On 10/7/98  Bob Sciamanda wrote:

> ... A conductor, either carrying a net non-zero charge and/or
> within the influence of external charges,  IS ALWAYS IN
> TENSION due to electrostatic fields acting on its surface
> charges, never in compression. That is: wherever there is
> a non-neutral surface charge, those charges are being forced
> OUTWARD by the combined electric force of the rest of the
> conductor and the rest of the universe.  You can in fact (using
> Gauss' law) get quantitative: F/A =1/2 (sigma/eps) - the force
> per unit area is equal to 1/2 the surface charge density/epsilon).
>
> This is what classical E&M concludes to be the bottom line, net
> effect - existing electric forces are trying to rip any excess charges
> straight out from the conductor surface (there is no escape from
> this conclusion - don't spin your wheels!).  Why don't the
> charges move?  Classical E&M responds only that there is no
> conductivity in that direction.  The mechanism behind this
> "blocking" non-conductivity is not addressed.
>
> By unspoken hypothesis, no mechanism is required: Classical
> E&M is here taking non-conductivity as a presumed given -
> unless you move along or into a conductor!  (You presume
> that motion can occur unless there is a blocking force; in
> contrast, this model presumes that motion is forbidden
> unless there is conductivity.) .....

Everybody knows how to calculate a repulsive force
between two identical point charges, Q/2, separated by
a distance r.  For example, F=22.5 N when Q=0.001 mC
(r=1 cm),  2250 N when Q=0.01 mC, etc.

Suppose that a charge Q=0.001 mC is distributed
uniformly over the INNER surface of a DIELECTRIC
spherical shell whose radius is 1 cm.
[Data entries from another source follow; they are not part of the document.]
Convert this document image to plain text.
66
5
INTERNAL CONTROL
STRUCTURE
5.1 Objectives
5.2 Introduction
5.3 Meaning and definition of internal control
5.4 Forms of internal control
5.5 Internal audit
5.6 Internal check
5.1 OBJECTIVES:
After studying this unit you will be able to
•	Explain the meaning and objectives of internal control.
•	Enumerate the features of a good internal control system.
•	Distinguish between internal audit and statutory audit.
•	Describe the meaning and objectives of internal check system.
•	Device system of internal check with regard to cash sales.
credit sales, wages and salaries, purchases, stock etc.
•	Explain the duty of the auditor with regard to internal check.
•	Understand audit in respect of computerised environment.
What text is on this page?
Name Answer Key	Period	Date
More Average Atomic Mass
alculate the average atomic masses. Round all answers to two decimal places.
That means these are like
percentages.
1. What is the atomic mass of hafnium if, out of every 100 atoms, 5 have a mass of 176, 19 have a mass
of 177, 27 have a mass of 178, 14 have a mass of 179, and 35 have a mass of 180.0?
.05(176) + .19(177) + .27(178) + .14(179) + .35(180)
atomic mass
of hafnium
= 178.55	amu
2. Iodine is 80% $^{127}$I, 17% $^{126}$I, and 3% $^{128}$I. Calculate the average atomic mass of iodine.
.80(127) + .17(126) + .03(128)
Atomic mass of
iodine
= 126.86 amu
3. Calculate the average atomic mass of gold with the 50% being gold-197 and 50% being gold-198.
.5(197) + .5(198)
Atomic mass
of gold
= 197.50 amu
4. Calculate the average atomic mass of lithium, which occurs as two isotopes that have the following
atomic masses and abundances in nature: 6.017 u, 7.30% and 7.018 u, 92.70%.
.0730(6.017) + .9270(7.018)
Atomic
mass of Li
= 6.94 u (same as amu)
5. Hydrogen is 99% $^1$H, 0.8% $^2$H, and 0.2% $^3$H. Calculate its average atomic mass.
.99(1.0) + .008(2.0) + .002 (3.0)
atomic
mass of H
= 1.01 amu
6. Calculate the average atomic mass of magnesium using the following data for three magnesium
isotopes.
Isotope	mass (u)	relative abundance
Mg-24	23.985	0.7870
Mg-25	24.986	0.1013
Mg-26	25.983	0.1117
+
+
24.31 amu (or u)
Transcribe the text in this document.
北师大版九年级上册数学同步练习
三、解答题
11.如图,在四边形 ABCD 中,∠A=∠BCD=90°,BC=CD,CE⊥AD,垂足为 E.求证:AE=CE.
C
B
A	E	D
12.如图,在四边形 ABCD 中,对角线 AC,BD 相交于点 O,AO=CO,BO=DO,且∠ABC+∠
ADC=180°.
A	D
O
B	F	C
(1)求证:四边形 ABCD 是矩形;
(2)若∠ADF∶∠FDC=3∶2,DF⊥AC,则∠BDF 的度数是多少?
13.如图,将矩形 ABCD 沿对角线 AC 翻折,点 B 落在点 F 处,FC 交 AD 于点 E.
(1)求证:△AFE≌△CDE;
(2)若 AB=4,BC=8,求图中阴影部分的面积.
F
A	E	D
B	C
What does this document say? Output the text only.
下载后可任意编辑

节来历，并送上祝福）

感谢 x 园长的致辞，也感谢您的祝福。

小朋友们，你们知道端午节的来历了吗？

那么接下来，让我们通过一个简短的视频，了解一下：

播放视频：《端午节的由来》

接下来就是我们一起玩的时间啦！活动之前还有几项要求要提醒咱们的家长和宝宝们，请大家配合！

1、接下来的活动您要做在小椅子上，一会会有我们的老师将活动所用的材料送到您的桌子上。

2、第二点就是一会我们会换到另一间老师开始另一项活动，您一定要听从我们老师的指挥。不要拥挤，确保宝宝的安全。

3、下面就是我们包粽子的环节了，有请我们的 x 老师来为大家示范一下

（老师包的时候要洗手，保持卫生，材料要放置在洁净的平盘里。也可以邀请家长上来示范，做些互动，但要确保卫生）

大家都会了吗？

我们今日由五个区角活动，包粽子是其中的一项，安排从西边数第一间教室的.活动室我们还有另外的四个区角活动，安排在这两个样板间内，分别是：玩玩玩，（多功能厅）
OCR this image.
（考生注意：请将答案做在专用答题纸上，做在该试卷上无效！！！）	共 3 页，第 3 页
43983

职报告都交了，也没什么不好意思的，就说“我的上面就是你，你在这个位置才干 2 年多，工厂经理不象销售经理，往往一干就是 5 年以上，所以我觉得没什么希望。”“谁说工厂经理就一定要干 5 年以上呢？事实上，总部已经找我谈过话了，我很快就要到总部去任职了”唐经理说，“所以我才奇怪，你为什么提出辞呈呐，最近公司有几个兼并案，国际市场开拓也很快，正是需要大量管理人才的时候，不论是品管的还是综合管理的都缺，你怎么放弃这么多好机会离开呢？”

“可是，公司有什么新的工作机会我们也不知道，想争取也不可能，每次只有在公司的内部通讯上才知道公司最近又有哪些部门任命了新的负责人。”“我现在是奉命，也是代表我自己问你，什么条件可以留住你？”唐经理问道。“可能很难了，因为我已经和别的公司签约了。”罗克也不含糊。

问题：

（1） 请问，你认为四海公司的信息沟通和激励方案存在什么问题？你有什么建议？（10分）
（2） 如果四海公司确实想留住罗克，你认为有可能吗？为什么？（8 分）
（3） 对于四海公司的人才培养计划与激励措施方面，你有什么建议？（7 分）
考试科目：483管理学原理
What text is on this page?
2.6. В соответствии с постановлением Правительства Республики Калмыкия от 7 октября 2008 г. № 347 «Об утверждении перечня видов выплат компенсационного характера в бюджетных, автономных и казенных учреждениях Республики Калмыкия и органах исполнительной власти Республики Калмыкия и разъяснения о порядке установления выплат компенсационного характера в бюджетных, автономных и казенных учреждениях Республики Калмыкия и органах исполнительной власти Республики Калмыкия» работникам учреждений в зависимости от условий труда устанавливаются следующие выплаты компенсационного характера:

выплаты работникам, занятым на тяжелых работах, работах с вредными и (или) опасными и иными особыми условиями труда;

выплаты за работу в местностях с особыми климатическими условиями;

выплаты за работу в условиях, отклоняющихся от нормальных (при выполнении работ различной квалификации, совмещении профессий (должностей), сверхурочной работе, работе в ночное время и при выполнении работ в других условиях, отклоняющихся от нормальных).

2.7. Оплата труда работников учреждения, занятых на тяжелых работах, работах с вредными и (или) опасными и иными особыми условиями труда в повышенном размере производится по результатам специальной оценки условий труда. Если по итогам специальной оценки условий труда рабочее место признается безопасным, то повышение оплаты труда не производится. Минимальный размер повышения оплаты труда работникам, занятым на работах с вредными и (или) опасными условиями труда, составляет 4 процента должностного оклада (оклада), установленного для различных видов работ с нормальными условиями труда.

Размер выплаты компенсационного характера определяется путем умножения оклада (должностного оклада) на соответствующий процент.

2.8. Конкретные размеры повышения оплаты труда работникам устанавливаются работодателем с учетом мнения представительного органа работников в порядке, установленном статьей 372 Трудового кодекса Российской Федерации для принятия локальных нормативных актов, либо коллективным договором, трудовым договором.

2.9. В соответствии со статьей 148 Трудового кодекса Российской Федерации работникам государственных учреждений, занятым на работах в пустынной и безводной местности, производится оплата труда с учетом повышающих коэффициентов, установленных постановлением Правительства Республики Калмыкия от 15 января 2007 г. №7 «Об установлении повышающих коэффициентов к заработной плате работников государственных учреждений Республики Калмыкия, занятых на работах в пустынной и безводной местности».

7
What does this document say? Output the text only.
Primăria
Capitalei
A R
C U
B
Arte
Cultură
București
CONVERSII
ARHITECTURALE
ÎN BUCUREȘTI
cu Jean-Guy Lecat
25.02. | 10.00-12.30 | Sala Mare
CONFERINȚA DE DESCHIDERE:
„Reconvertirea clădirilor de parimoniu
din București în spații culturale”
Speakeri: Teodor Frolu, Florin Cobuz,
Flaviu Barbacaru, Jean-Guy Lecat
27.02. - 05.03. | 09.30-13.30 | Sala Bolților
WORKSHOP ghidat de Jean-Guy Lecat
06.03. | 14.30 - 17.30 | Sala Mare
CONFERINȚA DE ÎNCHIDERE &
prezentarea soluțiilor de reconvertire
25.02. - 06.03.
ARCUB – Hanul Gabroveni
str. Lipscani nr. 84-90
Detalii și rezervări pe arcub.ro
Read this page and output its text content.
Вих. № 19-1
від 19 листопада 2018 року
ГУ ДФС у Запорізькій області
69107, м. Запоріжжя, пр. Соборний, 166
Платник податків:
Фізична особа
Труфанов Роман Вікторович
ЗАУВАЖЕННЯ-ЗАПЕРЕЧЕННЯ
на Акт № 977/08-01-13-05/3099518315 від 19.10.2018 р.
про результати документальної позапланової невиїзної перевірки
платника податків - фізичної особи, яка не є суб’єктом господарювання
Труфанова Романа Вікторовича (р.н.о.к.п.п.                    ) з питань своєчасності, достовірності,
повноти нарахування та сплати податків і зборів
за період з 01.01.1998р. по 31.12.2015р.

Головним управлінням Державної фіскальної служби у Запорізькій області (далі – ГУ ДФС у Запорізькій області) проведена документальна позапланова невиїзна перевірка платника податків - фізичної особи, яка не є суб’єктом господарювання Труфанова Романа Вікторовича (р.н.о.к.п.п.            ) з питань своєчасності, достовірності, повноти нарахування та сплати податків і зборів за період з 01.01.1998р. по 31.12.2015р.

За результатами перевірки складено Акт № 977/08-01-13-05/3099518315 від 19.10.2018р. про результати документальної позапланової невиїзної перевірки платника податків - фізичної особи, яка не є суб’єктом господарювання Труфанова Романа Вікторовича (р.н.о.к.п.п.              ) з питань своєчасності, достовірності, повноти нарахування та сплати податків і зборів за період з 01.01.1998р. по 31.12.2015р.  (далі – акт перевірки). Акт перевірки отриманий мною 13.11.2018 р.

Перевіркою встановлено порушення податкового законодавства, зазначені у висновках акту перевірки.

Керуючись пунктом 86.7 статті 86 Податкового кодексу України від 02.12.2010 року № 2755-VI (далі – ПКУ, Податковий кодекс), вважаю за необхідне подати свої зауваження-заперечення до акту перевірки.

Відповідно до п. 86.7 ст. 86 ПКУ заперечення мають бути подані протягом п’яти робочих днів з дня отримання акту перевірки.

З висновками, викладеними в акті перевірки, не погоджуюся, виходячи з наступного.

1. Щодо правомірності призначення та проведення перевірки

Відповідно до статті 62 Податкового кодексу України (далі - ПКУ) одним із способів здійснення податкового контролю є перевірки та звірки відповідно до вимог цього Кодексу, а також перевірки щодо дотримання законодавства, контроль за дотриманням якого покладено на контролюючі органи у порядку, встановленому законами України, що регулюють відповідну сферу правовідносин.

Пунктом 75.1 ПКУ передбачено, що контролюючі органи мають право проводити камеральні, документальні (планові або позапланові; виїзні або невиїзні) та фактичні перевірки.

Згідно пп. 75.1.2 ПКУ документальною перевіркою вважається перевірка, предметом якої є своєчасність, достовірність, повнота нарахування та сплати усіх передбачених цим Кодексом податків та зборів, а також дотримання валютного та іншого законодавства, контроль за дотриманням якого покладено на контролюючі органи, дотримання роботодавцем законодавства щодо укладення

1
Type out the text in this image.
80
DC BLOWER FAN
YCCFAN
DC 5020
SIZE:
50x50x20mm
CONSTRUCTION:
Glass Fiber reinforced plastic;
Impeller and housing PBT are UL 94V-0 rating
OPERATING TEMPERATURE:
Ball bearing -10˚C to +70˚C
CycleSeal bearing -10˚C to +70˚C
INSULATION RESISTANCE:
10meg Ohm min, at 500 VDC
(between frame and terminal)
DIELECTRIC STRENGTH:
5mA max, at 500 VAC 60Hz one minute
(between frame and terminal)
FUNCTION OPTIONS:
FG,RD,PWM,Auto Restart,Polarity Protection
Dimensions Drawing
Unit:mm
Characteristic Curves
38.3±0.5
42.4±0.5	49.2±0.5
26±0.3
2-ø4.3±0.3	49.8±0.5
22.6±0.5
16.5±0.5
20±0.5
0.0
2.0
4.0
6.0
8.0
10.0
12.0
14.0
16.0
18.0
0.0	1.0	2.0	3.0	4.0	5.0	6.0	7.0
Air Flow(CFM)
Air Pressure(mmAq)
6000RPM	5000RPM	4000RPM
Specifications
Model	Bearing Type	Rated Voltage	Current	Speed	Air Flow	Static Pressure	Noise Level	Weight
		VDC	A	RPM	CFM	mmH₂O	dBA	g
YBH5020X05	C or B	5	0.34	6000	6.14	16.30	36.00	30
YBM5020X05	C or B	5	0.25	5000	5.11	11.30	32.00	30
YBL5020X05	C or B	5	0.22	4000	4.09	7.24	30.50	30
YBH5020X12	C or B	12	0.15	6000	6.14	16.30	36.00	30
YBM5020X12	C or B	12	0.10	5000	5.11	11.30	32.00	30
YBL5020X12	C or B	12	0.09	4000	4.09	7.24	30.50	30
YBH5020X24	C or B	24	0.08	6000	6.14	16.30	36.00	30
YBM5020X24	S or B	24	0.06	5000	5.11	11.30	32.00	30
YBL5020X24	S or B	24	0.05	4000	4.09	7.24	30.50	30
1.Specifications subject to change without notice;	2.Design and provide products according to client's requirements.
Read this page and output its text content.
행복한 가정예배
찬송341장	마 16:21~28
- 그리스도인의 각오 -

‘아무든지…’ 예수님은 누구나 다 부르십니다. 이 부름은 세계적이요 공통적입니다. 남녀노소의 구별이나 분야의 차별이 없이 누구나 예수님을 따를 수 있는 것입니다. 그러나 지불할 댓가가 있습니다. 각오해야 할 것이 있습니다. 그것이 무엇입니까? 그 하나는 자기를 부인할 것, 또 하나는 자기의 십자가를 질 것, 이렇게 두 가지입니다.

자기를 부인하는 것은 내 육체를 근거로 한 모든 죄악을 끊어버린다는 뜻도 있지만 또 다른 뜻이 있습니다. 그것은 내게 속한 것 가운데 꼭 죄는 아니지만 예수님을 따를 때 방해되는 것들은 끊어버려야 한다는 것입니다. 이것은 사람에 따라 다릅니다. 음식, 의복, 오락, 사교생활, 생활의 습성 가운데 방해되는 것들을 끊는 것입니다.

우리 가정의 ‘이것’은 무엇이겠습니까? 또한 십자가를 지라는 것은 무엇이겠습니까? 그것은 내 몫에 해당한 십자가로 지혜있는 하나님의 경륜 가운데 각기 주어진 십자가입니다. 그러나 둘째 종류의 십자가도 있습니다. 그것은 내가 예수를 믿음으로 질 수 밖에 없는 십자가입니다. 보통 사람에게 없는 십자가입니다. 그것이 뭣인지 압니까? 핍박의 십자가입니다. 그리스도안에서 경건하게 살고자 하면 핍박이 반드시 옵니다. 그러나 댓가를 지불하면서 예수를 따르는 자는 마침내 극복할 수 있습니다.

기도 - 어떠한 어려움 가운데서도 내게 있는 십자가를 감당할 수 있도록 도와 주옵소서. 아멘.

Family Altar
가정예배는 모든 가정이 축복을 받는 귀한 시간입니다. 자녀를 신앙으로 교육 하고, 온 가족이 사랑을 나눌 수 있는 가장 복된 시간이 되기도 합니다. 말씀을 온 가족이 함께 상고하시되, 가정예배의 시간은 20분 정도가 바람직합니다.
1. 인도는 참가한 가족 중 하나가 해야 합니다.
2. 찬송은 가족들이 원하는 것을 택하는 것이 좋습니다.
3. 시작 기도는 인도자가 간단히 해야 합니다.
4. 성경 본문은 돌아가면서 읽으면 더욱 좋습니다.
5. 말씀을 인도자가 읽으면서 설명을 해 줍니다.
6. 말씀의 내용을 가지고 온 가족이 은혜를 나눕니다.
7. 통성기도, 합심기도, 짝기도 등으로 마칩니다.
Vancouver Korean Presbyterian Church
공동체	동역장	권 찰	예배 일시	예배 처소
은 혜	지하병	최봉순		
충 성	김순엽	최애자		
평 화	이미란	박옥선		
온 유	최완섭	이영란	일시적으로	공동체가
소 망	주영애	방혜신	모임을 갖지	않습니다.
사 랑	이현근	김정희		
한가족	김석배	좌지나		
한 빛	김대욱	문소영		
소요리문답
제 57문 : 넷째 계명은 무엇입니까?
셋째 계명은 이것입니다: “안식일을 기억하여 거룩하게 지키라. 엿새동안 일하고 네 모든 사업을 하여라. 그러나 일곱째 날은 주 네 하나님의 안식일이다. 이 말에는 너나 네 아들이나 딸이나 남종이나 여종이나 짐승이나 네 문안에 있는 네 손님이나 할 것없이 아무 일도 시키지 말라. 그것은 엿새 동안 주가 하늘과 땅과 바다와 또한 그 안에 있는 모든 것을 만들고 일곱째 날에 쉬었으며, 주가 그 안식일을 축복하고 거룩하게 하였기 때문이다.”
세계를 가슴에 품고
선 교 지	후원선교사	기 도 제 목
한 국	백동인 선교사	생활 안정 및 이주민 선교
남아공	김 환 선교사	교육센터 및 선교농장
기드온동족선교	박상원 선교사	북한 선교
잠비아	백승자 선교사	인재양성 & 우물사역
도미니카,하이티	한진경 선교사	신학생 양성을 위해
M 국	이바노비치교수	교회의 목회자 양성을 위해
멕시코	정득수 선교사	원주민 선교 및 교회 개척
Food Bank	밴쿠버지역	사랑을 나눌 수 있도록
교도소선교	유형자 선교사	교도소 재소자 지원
Then, if thinking
in terms of forces is not forbidden, the pressure exerted
on the shell is 0.24 atm (it would become 240000 atm
if the net charge were 1 mC; electrostatic pressure is
proportional to the square of Q).

1) Clearly a thin shell (of r= cm) would burst under
the electric pressure of one millicoulmb. How thick
should the shell be to hold 1 mC? Suppose that the
mechanical properties of the material are the same
as for steel. I do not know how to find the necessary
thickness d when the gas pressure is given. Can
somebody suggest a clerver way of estimating d? Or
summarize a ready-made recipe?

2) Suppose that the dielectric shell is very thin and
supported (to prevent bursting) by a very thick
metallic shell. Induced charges on the inner surface
of the metallic shell will at once remove the electric
pressure and the charge Q will appear on the outer
metallic surface. Now Pauli is in charge of all charges.
Like charges still repel but they are not free to escape
into a vacuum, unless E is excessive (for example,
10^9 V/m or so).

Thick dielectric=closed jail.
Metal=open jail, and a tunnel to escape.
Ludwik Kowalski